Trata-se de Pedro Silveira, ex-diretor financeiro do Corinthians.
Presidente do grupo Alife Nino, um dos principais ativos envolvidos na operação, o cartola surge no epicentro de uma estrutura que mistura fundos de investimento, bancos sob suspeita e relações societárias fajutas.
A entrada do BRB nesses fundos ocorreu como consequência direta do rombo provocado por títulos fraudulentos vendidos pelo Master.
Silveira possui uma trajetória marcada por controvérsias.

Ex-CEO da XP Internacional, foi investigado nos Estados Unidos por acusações de fraude.
O processo segue em curso.
Episódio que culminou em seu desligamento da empresa.
No Brasil, os problemas continuaram.
Silveira foi diretor financeiro do Corinthians numa das gestões mais corruptas da história do clube — período em que o então presidente deixou o cargo acusado de furto qualificado, associação criminosa e lavagem de dinheiro.
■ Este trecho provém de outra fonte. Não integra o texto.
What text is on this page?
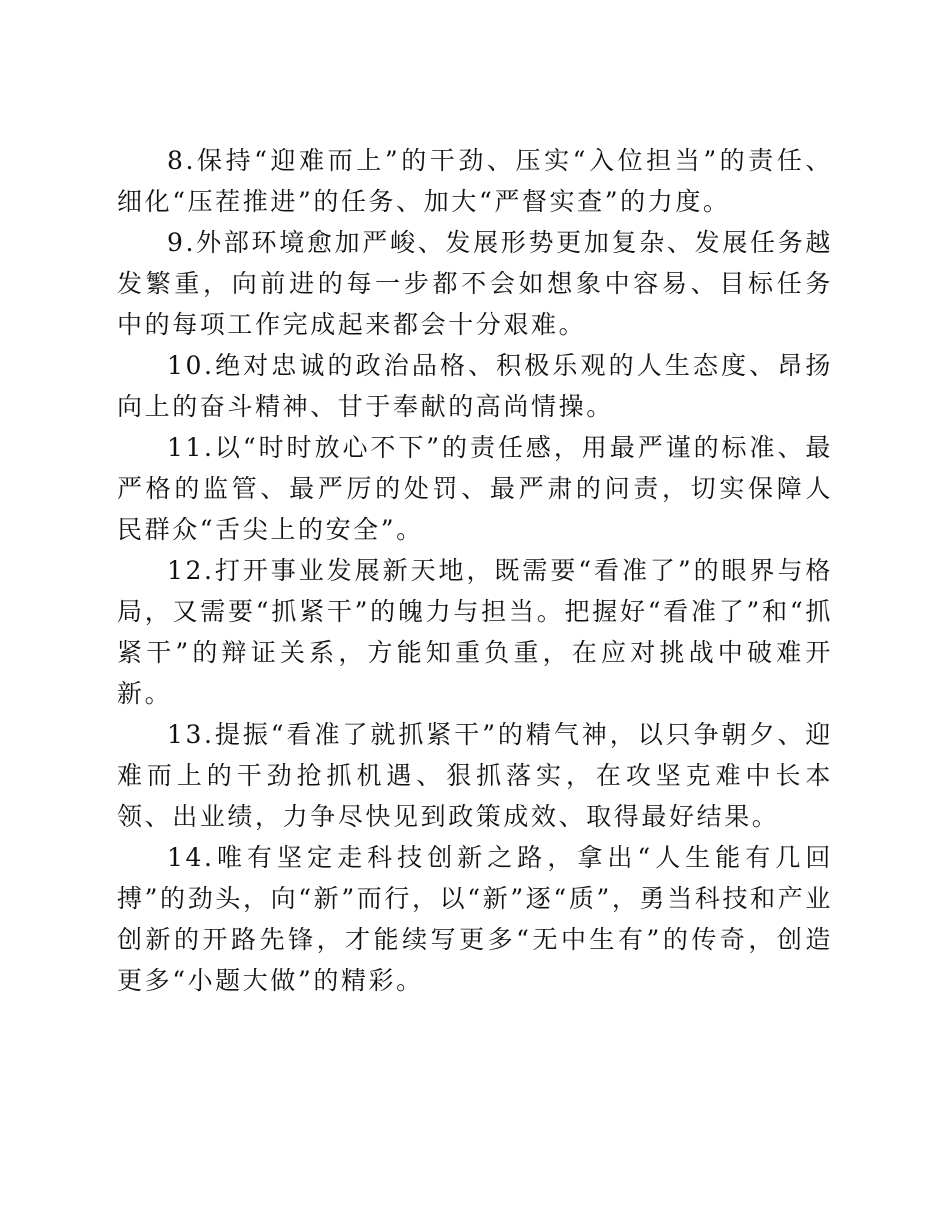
8.保持“迎难而上”的干劲、压实“入位担当”的责任、细化“压茬推进”的任务、加大“严督实查”的力度。

9.外部环境愈加严峻、发展形势更加复杂、发展任务越发繁重，向前进的每一步都不会如想象中容易、目标任务中的每项工作完成起来都会十分艰难。

10.绝对忠诚的政治品格、积极乐观的人生态度、昂扬向上的奋斗精神、甘于奉献的高尚情操。

11.以“时时放心不下”的责任感，用最严谨的标准、最严格的监管、最严厉的处罚、最严肃的问责，切实保障人民群众“舌尖上的安全”。

12.打开事业发展新天地，既需要“看准了”的眼界与格局，又需要“抓紧干”的魄力与担当。把握好“看准了”和“抓紧干”的辩证关系，方能知重负重，在应对挑战中破难开新。

13.提振“看准了就抓紧干”的精气神，以只争朝夕、迎难而上的干劲抢抓机遇、狠抓落实，在攻坚克难中长本领、出业绩，力争尽快见到政策成效、取得最好结果。

14.唯有坚定走科技创新之路，拿出“人生能有几回搏”的劲头，向“新”而行，以“新”逐“质”，勇当科技和产业创新的开路先锋，才能续写更多“无中生有”的传奇，创造更多“小题大做”的精彩。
Nessa condição, entre outras práticas, facilitou manobras da REAG, acusada de lavar dinheiro do PCC, no Arena Fundo.
Numa delas, houve a transferência de controle e de receitas futuras do estádio para um fundo privado gerido pela administradora investigada.
A REAG também aparece citada no esquema Master–BRB.
A associação do Banco de Brasília a fundos que envolvem empresas presididas por Silveira é tratada pela Polícia Federal como potencialmente criminosa.
Apesar disso, o cartola segue ativo nos bastidores do clube.
Atua pela viabilização de uma SAF que recolocaria no Parque São Jorge vários dirigentes que, com ele, ajudaram a empurrar o Corinthians para uma dívida próxima de R$ 3 bilhões — além de arrastar a marca para as páginas policiais.